With reference to figure 5b, adopt chemical mechanical polishing method that first conductive layer 212, first diffusion impervious layer 210 are planarized to and expose dielectric layer 206, form the first conductive plunger 212a, the first diffusion impervious layer 210a after wherein smooth is as the top electrode of resistance variable memory.Then, on dielectric layer 206, the first diffusion impervious layer 210a after smooth and the first conductive plunger 212a, form second photoresist layer 214, after exposure imaging technology, define position second contact hole graph corresponding with the second interconnection structure 204b at logical block district II; With second photoresist layer 214 is mask, to exposing the second interconnection structure 204b, forms second contact hole 215 along the second contact hole graph etching dielectric layer 206.

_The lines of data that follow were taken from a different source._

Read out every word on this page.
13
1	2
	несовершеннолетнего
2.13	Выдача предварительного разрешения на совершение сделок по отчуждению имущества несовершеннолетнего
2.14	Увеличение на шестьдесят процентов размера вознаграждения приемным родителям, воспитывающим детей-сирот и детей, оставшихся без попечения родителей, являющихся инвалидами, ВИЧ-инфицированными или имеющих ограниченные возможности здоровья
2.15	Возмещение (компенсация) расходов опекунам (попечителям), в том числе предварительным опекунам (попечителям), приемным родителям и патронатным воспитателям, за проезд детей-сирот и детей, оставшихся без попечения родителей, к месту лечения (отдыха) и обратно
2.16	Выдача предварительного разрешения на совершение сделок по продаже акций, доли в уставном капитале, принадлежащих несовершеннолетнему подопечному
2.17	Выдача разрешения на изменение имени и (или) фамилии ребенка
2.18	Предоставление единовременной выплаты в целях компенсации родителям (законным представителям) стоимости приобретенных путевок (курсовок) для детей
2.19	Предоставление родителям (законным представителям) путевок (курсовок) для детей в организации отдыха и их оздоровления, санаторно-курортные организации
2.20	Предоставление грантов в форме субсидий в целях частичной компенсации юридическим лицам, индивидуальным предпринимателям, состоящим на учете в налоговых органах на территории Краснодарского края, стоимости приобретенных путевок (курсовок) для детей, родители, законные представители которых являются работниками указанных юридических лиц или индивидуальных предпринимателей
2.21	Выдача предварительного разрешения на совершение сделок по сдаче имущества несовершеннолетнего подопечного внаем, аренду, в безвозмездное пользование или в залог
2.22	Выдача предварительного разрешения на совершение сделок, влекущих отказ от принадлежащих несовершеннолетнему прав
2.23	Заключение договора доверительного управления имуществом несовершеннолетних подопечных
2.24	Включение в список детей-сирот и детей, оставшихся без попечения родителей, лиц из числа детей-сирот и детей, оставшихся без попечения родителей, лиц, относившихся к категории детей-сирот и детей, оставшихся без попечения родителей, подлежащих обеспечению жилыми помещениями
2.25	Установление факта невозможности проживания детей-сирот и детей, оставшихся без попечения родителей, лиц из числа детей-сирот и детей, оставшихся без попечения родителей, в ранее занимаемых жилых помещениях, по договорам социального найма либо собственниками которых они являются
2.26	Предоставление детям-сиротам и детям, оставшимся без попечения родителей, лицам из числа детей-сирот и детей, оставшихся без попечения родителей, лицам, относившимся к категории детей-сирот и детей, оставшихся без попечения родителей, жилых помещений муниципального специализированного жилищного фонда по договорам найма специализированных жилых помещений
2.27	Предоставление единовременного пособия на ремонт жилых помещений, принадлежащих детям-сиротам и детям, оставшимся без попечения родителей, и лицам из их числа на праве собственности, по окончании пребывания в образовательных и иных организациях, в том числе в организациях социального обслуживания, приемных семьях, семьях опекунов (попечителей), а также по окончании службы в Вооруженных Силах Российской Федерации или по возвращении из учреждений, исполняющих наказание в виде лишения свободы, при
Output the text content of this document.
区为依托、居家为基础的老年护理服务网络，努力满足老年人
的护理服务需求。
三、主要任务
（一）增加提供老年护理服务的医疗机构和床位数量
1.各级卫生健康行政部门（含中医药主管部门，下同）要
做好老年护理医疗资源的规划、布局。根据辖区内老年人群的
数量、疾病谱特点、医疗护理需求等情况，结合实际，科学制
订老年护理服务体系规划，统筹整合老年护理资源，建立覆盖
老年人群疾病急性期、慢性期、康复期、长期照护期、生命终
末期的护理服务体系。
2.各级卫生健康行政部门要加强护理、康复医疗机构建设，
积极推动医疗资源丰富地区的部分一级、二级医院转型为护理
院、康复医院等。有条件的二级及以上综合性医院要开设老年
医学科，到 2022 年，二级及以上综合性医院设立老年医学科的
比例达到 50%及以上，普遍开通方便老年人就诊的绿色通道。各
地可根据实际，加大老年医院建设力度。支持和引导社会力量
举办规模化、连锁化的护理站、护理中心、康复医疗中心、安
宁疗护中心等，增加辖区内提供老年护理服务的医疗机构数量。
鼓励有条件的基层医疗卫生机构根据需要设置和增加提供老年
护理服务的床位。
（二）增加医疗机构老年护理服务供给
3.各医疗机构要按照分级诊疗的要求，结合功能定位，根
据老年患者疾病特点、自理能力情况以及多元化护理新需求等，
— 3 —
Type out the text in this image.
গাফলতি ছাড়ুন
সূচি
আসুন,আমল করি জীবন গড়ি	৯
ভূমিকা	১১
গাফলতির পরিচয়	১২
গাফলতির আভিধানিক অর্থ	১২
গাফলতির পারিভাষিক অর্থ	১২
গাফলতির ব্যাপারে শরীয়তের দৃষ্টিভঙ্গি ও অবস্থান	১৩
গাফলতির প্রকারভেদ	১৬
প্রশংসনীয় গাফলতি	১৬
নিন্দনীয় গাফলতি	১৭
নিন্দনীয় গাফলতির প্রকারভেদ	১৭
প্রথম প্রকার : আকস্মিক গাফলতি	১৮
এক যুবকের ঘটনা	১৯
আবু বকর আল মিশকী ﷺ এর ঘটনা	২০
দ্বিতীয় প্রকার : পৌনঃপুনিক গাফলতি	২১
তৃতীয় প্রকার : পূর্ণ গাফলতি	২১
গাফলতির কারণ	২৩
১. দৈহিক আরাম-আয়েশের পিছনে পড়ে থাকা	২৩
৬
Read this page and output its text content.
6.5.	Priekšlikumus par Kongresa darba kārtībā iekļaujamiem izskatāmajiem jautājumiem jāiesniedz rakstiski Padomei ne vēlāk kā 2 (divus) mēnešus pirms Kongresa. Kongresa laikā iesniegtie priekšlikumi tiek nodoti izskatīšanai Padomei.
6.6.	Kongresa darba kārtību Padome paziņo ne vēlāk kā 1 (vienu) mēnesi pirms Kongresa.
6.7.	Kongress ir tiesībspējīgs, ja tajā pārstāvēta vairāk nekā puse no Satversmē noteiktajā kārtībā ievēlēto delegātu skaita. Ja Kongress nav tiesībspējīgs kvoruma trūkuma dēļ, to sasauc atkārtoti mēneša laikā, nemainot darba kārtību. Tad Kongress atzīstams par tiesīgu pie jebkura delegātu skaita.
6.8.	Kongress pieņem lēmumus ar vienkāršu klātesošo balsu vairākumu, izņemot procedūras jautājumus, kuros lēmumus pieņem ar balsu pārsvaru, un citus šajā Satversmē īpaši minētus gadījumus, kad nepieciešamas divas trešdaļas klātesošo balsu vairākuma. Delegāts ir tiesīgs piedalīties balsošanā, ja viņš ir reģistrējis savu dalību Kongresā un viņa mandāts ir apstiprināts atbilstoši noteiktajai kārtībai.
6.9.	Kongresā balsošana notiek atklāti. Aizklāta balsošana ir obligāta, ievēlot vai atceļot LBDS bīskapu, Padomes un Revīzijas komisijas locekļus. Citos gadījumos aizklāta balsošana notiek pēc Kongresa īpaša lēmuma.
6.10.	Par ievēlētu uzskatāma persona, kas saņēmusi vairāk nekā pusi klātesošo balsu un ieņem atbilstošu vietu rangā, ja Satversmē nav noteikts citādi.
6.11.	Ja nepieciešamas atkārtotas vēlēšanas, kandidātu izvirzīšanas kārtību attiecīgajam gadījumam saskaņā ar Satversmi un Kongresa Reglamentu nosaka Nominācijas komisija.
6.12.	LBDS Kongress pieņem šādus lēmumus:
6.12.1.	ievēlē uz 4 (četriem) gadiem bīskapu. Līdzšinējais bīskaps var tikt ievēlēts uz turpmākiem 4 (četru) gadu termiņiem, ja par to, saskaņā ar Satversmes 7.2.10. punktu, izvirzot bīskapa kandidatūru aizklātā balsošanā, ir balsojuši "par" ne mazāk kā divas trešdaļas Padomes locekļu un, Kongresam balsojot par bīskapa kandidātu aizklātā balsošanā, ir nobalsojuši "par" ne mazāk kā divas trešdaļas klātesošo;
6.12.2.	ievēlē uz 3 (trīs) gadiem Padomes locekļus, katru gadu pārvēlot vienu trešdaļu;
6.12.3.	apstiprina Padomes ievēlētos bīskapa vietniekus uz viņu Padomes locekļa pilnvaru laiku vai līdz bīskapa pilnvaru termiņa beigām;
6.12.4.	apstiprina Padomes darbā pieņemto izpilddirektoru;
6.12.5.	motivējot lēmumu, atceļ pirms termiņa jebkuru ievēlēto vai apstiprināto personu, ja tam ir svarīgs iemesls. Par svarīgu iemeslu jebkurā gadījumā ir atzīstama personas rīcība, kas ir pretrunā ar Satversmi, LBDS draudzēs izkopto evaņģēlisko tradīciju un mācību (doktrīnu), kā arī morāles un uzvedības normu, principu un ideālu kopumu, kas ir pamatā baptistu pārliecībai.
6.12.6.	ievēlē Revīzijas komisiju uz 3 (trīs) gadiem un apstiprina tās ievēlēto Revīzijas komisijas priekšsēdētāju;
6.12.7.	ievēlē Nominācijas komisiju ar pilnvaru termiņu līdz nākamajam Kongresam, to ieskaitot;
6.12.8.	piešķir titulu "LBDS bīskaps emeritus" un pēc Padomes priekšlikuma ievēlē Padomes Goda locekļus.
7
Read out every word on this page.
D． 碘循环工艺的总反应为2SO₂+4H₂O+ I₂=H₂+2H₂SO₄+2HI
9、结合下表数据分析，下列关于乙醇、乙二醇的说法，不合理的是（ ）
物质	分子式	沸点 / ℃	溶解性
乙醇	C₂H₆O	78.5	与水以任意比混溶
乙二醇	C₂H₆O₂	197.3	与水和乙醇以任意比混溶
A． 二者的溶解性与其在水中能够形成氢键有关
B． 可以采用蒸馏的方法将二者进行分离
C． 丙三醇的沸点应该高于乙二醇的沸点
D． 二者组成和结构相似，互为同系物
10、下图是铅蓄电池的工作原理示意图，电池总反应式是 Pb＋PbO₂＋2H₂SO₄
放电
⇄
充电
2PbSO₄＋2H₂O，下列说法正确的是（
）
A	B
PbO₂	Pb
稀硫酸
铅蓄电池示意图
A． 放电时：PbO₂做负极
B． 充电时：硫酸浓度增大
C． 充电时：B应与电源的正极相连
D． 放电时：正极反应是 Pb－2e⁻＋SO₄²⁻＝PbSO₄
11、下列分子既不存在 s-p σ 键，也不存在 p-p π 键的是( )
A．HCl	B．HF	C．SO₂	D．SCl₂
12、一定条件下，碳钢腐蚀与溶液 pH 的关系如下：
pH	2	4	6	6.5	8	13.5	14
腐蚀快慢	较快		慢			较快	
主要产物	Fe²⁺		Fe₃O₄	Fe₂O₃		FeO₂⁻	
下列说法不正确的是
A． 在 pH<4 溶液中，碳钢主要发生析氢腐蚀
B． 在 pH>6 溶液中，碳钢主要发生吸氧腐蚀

Shown in Fig. 5 c, after the employing ashing method is removed second photoresist layer, form second diffusion impervious layer 216 at second contact hole, 215 inwalls; Then, in second contact hole 215, fill full conductive materials, form second conductive plunger 218.Concrete processing step is as follows: reaching second contact hole, 215 inwalls formation thickness with chemical vapour deposition technique on dielectric layer 206 is second diffusion impervious layer 216 of 100 dusts～500 dusts.Then, adopt chemical vapour deposition technique to form second conductive layer again on second diffusion impervious layer 216, the material of described second conductive layer is a tungsten etc.; Adopt chemical mechanical polishing method that second conductive layer, second diffusion impervious layer 216 are planarized to and expose dielectric layer 206, form second conductive plunger 218.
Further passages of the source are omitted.